We recognize several limitations apply to this study. First, 17 lymph nodes from 9 patients were outside of the CBCT field of view and were thus excluded from our analysis. Therefore, we were unable to evaluate dose delivery to lymph nodes further away from the prostate. However, we did not find a significant relationship between nodal displacement and node location or distance between the node and the prostate. Second, as only 8 lymph nodes (from 4 patients) were treated with SIB using SBRT, it is difficult to draw meaningful conclusions on whether dose delivery to such small targets is further compromised with ultrahypofractionation. It is conceivable that the dosimetric effect for conventionally fractionated patients is less because any misalignments are spread out over more fractions,; however, our analysis showed that undercoverage was highly significant even on a per-patient basis, suggesting that treatment over a larger number of fractions (or examining more CBCTs) would not change our findings. Lastly, it is unclear what effect the dosimetric undercoverage, to the degree found in this study, has on clinical outcomes such as biochemical recurrence; the Dmin was affected most and Dmean was affected least.
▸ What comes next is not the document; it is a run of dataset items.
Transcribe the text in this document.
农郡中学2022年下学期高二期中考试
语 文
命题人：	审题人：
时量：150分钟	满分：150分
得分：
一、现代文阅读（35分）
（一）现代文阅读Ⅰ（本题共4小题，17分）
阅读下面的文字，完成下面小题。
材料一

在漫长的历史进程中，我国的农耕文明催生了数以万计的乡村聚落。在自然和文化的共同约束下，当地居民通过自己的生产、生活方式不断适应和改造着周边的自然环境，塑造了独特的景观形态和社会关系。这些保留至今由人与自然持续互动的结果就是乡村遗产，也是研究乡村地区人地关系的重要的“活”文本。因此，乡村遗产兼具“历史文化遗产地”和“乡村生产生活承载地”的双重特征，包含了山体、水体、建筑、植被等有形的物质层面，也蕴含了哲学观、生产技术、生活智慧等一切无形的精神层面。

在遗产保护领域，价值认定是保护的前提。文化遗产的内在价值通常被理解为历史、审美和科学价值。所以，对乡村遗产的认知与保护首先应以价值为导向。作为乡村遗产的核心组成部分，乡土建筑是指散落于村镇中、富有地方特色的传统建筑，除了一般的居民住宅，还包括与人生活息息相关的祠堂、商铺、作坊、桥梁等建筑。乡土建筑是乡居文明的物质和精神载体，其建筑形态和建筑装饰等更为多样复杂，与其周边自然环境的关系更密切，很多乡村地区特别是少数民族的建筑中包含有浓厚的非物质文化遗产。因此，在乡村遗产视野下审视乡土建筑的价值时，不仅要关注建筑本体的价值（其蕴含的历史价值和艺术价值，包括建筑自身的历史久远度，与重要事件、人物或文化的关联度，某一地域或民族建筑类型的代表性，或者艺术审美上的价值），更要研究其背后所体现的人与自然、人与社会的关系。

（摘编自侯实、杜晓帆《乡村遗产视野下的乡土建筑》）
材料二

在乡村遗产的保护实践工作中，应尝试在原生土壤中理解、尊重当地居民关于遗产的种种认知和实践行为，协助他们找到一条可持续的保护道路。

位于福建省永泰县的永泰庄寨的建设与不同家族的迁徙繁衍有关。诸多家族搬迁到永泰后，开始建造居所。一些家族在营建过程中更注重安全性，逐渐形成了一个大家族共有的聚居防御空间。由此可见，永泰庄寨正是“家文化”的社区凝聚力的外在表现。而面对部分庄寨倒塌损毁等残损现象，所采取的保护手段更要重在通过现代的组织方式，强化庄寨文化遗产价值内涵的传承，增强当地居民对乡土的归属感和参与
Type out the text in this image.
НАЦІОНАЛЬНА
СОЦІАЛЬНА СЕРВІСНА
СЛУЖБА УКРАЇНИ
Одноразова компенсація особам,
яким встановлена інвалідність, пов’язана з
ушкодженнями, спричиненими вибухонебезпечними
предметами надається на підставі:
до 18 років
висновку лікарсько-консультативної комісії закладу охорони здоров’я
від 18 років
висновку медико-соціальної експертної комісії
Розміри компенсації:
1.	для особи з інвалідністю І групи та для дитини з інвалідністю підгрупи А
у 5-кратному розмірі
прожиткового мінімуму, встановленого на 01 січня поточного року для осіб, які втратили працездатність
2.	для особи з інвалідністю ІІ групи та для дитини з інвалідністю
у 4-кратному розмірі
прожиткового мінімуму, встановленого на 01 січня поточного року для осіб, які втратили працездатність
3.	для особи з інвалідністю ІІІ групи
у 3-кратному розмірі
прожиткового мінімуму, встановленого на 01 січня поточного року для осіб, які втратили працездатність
There is also uncertainty regarding the dose required to sterilize gross nodal targets, which may also depend on lymph node size. At a minimum, however, our study should alert clinicians to the possibility that gross nodal targets are being significantly underdosed relative to the physician's intent.

Conclusions

Dose escalation to gross nodal targets using a narrow isotropic PTV margin has a high risk of undercoverage when patient setup is based on rigid registration to intraprostatic markers. Alternative approaches, such as increased PTV margins or adaptive replanning, may be required to overcome these limitations.